La porte du corridor grinça. Janus Polyeuctovitch entra.
— Bien, dit-il. Bonjour.
Nous nous levâmes. Il nous serra à tous la main.
— Mon petit Photon, fit-il en voyant le perroquet. Il ne vous gêne pas, Roman ?
— Me gêner ? Moi ? Pourquoi me gênerait-il ? Il ne me gêne pas du tout. Au contraire.
— Oui, mais tout de même … Tous les jours … Il s’arrêta court. De quoi avons-nous parlé hier soir ? demanda-t-il en se passant la main sur le front.
— Hier … vous étiez à Moscou, dit Roman d’une voix soumise.
— Ah !.. oui, oui. Très bien. Photon ! Viens ici !
Le perroquet vint se poser sur l’épaule de Janus et lui souffla à l’oreille :
— Du gr-r-ain ! Du gr-r-ain ! Du sucr-r-e !
Janus Polyeuctovitch sourit tendrement et passa dans son laboratoire. Nous nous regardions, ahuris.
— Allons-nous-en, dit Roman.
— Chez le psychiatre ! Chez le psychiatre ! marmonnait Kornéev tandis que nous allions chez lui. — Dans le cratère de Ricci. Dr-r-amba ! Sucr-r-e !
V
Il y a toujours suffisamment de faits, c’est l’imagination qui fait défaut.
Vitia mit par terre les containers d’eau-de-vie, nous nous laissâmes tomber sur le divan-translator et sortîmes nos paquets de cigarettes. Au bout d’un moment Roman demanda :
— Vitia, tu as débranché le divan ?
— Oui.
— Parce qu’il me passe de ces machins dans la tête.
— Je l’ai débranché et je l’ai bloqué.
— Écoutez, dit Edik, pourquoi ne serait-ce pas une hallucination ?
— Qui te dit que ce n’en est pas une ? interrogea Vitia. Moi je vous propose d’aller chez le psychiatre.

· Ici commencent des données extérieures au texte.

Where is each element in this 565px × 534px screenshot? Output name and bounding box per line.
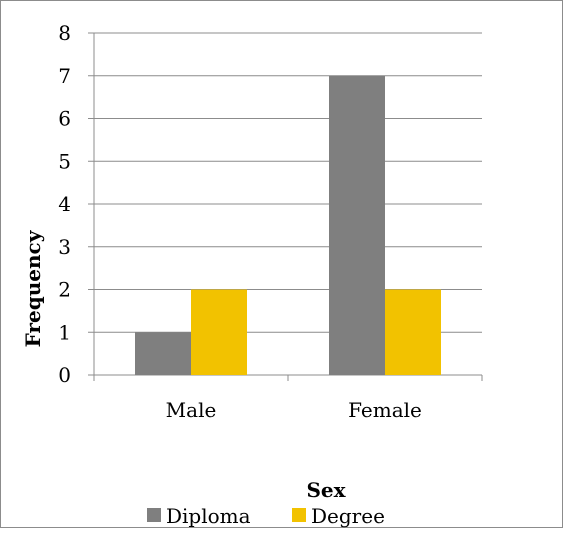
legend-label-degree: Degree (311, 504, 385, 528)
y-tick-label: 7 (58, 64, 71, 88)
y-tick-label: 8 (58, 21, 71, 45)
y-axis-title: Frequency (21, 229, 45, 347)
legend-label-diploma: Diploma (166, 504, 251, 528)
y-tick-label: 2 (58, 278, 71, 302)
bar-degree-male (191, 289, 247, 375)
x-axis-title: Sex (306, 478, 346, 502)
bar-diploma-female (329, 75, 385, 375)
x-tick-label: Male (166, 398, 217, 422)
y-tick-label: 5 (58, 149, 71, 173)
x-tick-label: Female (348, 398, 422, 422)
y-tick-label: 0 (58, 363, 71, 387)
bar-diploma-male (135, 332, 191, 375)
y-tick-label: 4 (58, 192, 71, 216)
y-tick-label: 1 (58, 320, 71, 344)
legend: Diploma Degree (147, 504, 385, 528)
legend-swatch-diploma (147, 508, 161, 522)
bars (135, 75, 441, 375)
bar-degree-female (385, 289, 441, 375)
y-tick-label: 3 (58, 235, 71, 259)
y-tick-label: 6 (58, 107, 71, 131)
legend-swatch-degree (292, 508, 306, 522)
tick-labels: 0 1 2 3 4 5 6 7 8 Male Female (58, 21, 422, 422)
gridlines (94, 32, 482, 333)
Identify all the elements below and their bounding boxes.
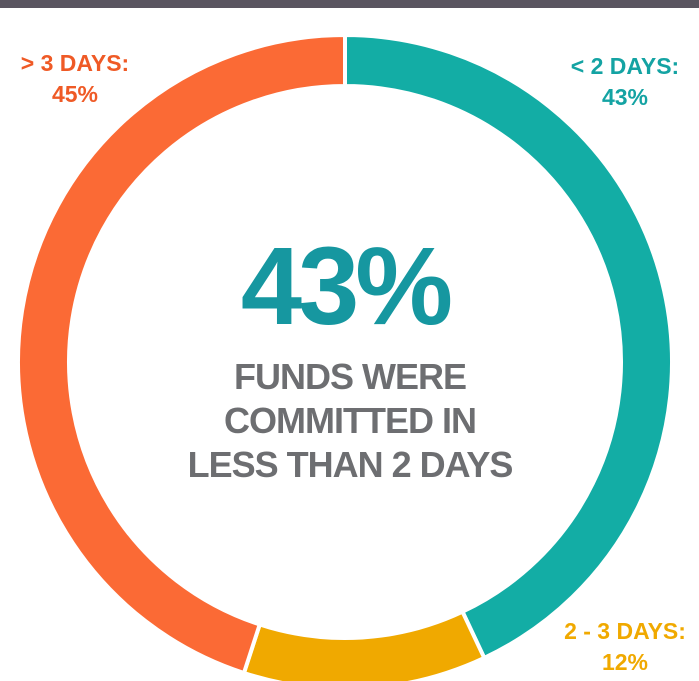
value-label: 45% <box>52 81 98 107</box>
segments <box>16 32 674 681</box>
donut-segment <box>241 609 487 681</box>
center-caption: FUNDS WERE COMMITTED IN LESS THAN 2 DAYS <box>187 356 514 485</box>
donut-segment <box>343 32 674 661</box>
donut-segment <box>16 32 347 676</box>
center-value: 43% <box>241 225 450 348</box>
category-label: > 3 DAYS: <box>21 50 129 76</box>
photo-strip <box>0 0 699 8</box>
category-label: 2 - 3 DAYS: <box>564 618 686 644</box>
value-label: 43% <box>602 84 648 110</box>
category-label: < 2 DAYS: <box>571 53 679 79</box>
value-label: 12% <box>602 649 648 675</box>
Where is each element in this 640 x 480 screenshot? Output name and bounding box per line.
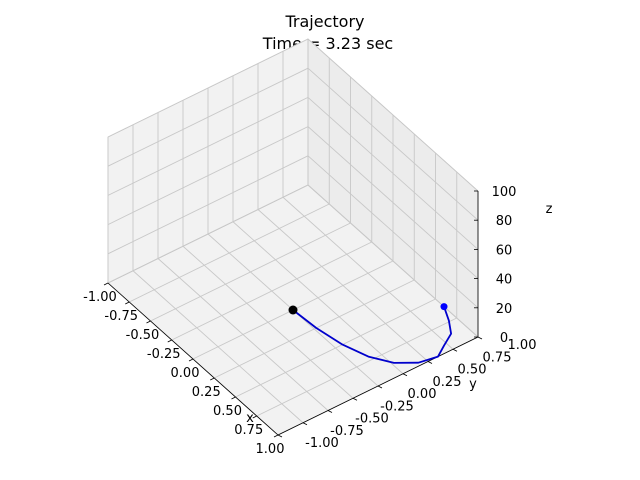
y-tick-mark — [452, 348, 458, 352]
x-tick-mark — [273, 434, 279, 438]
y-tick-label: 1.00 — [508, 338, 537, 353]
grid-line-y-floor — [257, 209, 429, 362]
grid-line-z-left — [107, 126, 309, 226]
y-tick-mark — [377, 385, 383, 389]
chart-title: Trajectory — [285, 12, 365, 31]
z-tick-label: 0 — [500, 331, 508, 346]
z-tick-label: 20 — [496, 302, 513, 317]
y-tick-label: 0.00 — [408, 387, 437, 402]
x-tick-label: 1.00 — [256, 442, 285, 457]
grid-line-z-back — [307, 184, 479, 338]
y-tick-label: 0.25 — [433, 375, 462, 390]
y-tick-mark — [402, 373, 408, 377]
x-tick-mark — [125, 301, 130, 305]
start-point-marker — [288, 305, 298, 315]
x-tick-label: 0.75 — [234, 423, 263, 438]
grid-line-z-back — [307, 126, 479, 279]
y-tick-label: -0.25 — [380, 399, 414, 414]
grid-line-z-left — [107, 184, 309, 284]
trajectory-line — [292, 305, 452, 364]
y-tick-label: -0.50 — [355, 412, 389, 427]
x-tick-mark — [146, 320, 151, 324]
x-tick-mark — [231, 396, 236, 400]
current-point-marker — [440, 303, 448, 311]
grid-line-z-left — [107, 155, 309, 255]
grid-line-z-left — [107, 38, 309, 138]
data-layer — [288, 303, 452, 364]
y-tick-label: 0.50 — [458, 363, 487, 378]
z-tick-label: 100 — [492, 185, 517, 200]
grid-line-z-back — [307, 155, 479, 309]
x-tick-label: -0.75 — [104, 309, 138, 324]
y-tick-mark — [352, 397, 358, 401]
z-tick-label: 60 — [496, 243, 513, 258]
z-tick-label: 80 — [496, 214, 513, 229]
y-tick-mark — [427, 361, 433, 364]
grid-line-y-floor — [157, 258, 329, 411]
x-tick-label: 0.50 — [213, 404, 242, 419]
axis-panes — [107, 38, 479, 436]
x-tick-label: -0.50 — [126, 328, 160, 343]
y-tick-mark — [327, 410, 333, 413]
y-tick-label: 0.75 — [483, 350, 512, 365]
grid-line-y-floor — [232, 221, 404, 375]
y-tick-mark — [477, 336, 483, 340]
x-tick-mark — [252, 415, 257, 419]
x-tick-label: -1.00 — [83, 290, 117, 305]
grid-line-z-left — [107, 96, 309, 196]
z-tick-label: 40 — [496, 273, 513, 288]
x-tick-mark — [103, 282, 109, 286]
x-tick-label: 0.00 — [171, 366, 200, 381]
x-axis-label: x — [246, 411, 254, 426]
y-tick-label: -1.00 — [305, 436, 339, 451]
y-tick-label: -0.75 — [330, 424, 364, 439]
grid-line-y-floor — [282, 196, 454, 350]
grid-line-z-left — [107, 67, 309, 167]
grid-line-z-back — [307, 67, 479, 221]
y-axis-label: y — [469, 377, 477, 392]
y-tick-mark — [277, 434, 283, 438]
x-tick-mark — [188, 358, 194, 362]
grid-line-z-back — [307, 97, 479, 250]
grid-line-y-floor — [132, 270, 304, 424]
grid-line-z-back — [307, 38, 479, 192]
x-tick-label: -0.25 — [147, 347, 181, 362]
grid-line-y-floor — [182, 245, 354, 399]
x-tick-mark — [210, 377, 215, 381]
tick-labels: -1.00-0.75-0.50-0.250.000.250.500.751.00… — [83, 185, 536, 457]
x-tick-mark — [167, 339, 172, 343]
x-tick-label: 0.25 — [192, 385, 221, 400]
z-axis-label: z — [546, 202, 553, 217]
y-tick-mark — [302, 422, 308, 426]
chart-subtitle: Time = 3.23 sec — [262, 34, 393, 53]
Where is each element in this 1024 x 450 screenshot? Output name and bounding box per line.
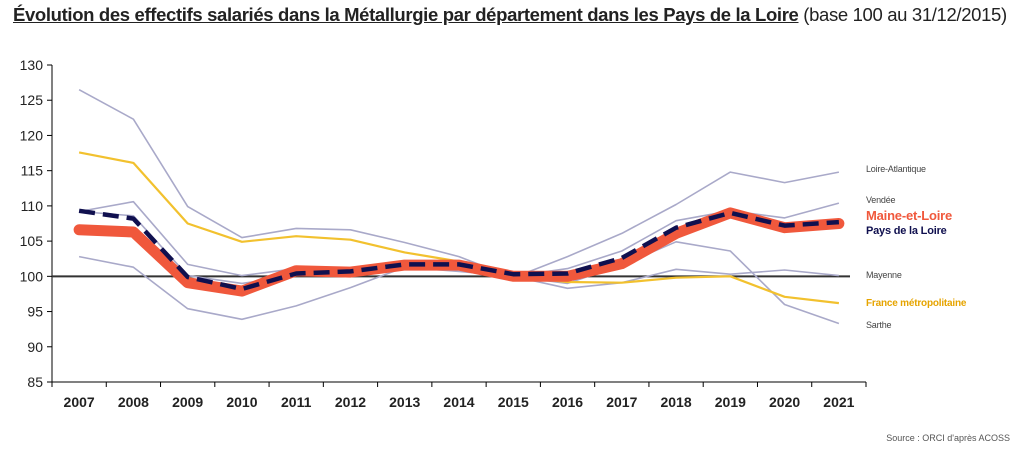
x-tick-label: 2016 <box>552 394 583 410</box>
x-tick-label: 2020 <box>769 394 800 410</box>
chart-series-lines <box>73 88 845 325</box>
chart-title-sub: (base 100 au 31/12/2015) <box>803 4 1007 25</box>
x-tick-label: 2009 <box>172 394 203 410</box>
series-label-pays-de-la-loire: Pays de la Loire <box>866 225 947 237</box>
y-tick-label: 115 <box>21 163 44 179</box>
series-label-vendee: Vendée <box>866 195 896 205</box>
series-label-france-metropolitaine: France métropolitaine <box>866 298 967 309</box>
chart-title: Évolution des effectifs salariés dans la… <box>13 4 1007 26</box>
chart-axes: 85 90 95 100 105 110 115 120 125 130 2007 2008 2009 2… <box>20 57 867 410</box>
y-tick-label: 85 <box>27 374 43 390</box>
source-note: Source : ORCI d'après ACOSS <box>886 433 1010 443</box>
series-label-maine-et-loire: Maine-et-Loire <box>866 208 952 223</box>
x-tick-label: 2015 <box>498 394 529 410</box>
series-line-loire-atlantique <box>78 88 840 279</box>
y-tick-label: 105 <box>20 233 44 249</box>
series-line-mayenne <box>78 255 839 321</box>
x-tick-label: 2011 <box>281 394 312 410</box>
series-label-sarthe: Sarthe <box>866 320 892 330</box>
y-tick-label: 110 <box>21 198 44 214</box>
x-tick-label: 2008 <box>118 394 149 410</box>
chart-series-labels: Loire-Atlantique Vendée Mayenne Sarthe Franc… <box>866 164 967 330</box>
y-tick-label: 125 <box>20 92 44 108</box>
x-tick-label: 2012 <box>335 394 366 410</box>
y-tick-label: 95 <box>27 304 43 320</box>
x-tick-label: 2010 <box>226 394 257 410</box>
x-tick-label: 2018 <box>660 394 691 410</box>
series-line-pays-de-la-loire <box>78 208 840 292</box>
series-label-loire-atlantique: Loire-Atlantique <box>866 164 926 174</box>
y-tick-label: 100 <box>20 268 44 284</box>
x-tick-label: 2019 <box>715 394 746 410</box>
x-tick-label: 2021 <box>823 394 854 410</box>
y-tick-label: 120 <box>20 127 44 143</box>
y-tick-label: 90 <box>27 339 43 355</box>
chart-title-main: Évolution des effectifs salariés dans la… <box>13 4 799 25</box>
series-label-mayenne: Mayenne <box>866 270 902 280</box>
x-tick-label: 2017 <box>606 394 637 410</box>
x-tick-label: 2014 <box>443 394 474 410</box>
x-tick-label: 2007 <box>64 394 95 410</box>
y-tick-label: 130 <box>20 57 44 73</box>
x-tick-label: 2013 <box>389 394 420 410</box>
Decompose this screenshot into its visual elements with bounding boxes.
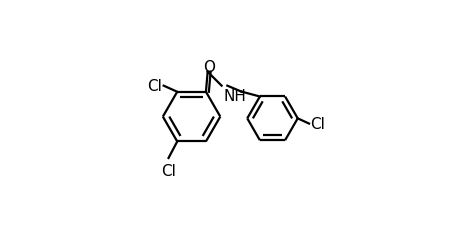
Text: NH: NH xyxy=(223,88,246,104)
Text: Cl: Cl xyxy=(161,163,176,178)
Text: Cl: Cl xyxy=(147,79,162,94)
Text: O: O xyxy=(203,59,215,74)
Text: Cl: Cl xyxy=(310,117,325,131)
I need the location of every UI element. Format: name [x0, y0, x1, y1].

— Quand je faisais la cour à Maïka, dit Edik, je créais de telles hallucinations que j’en avais peur moi-même.
— Pourquoi ? dit Vitia.
Edik réfléchit.
— Je ne sais pas. L’enthousiasme sans doute.
— Mais non, dit Vitia, je voulais dire : pourquoi voudrait-on nous soumettre à des hallucinations ? Et puis nous ne sommes pas Maïka. Nous sommes des grands maîtres, grâce à Dieu. Qui peut nous surpasser ? Janus, disons. Kivrine, Junta. Giacomo peut-être …
— Il y a Sacha qui est un peu faible, glissa Edik avec l’air de s’excuser.
— Et alors ? Je suis le seul à avoir des visions peut-être ?
— D’ailleurs, on pourrait vérifier, suggéra Vitia, pensif. Si Sacha … heu …
— Hé ! Hé ! dis-je, ça suffit comme ça ! Il n’y a pas d’autres moyens, non ? Appuyez sur vos yeux. Faites écouter la bande à quelqu’un d’impartial, et qu’il nous dise si c’est un enregistrement ou non.
Les grands maîtres eurent un sourire de commisération.
— Tu es un bon programmeur, Sacha, dit Edik.
— Un serin, dit Kornéev, une larve.
— Oui, mon petit Sacha, soupira Roman, tu ne peux même pas te figurer, je vois ce que c’est qu’une véritable hallucination, soigneusement préparée.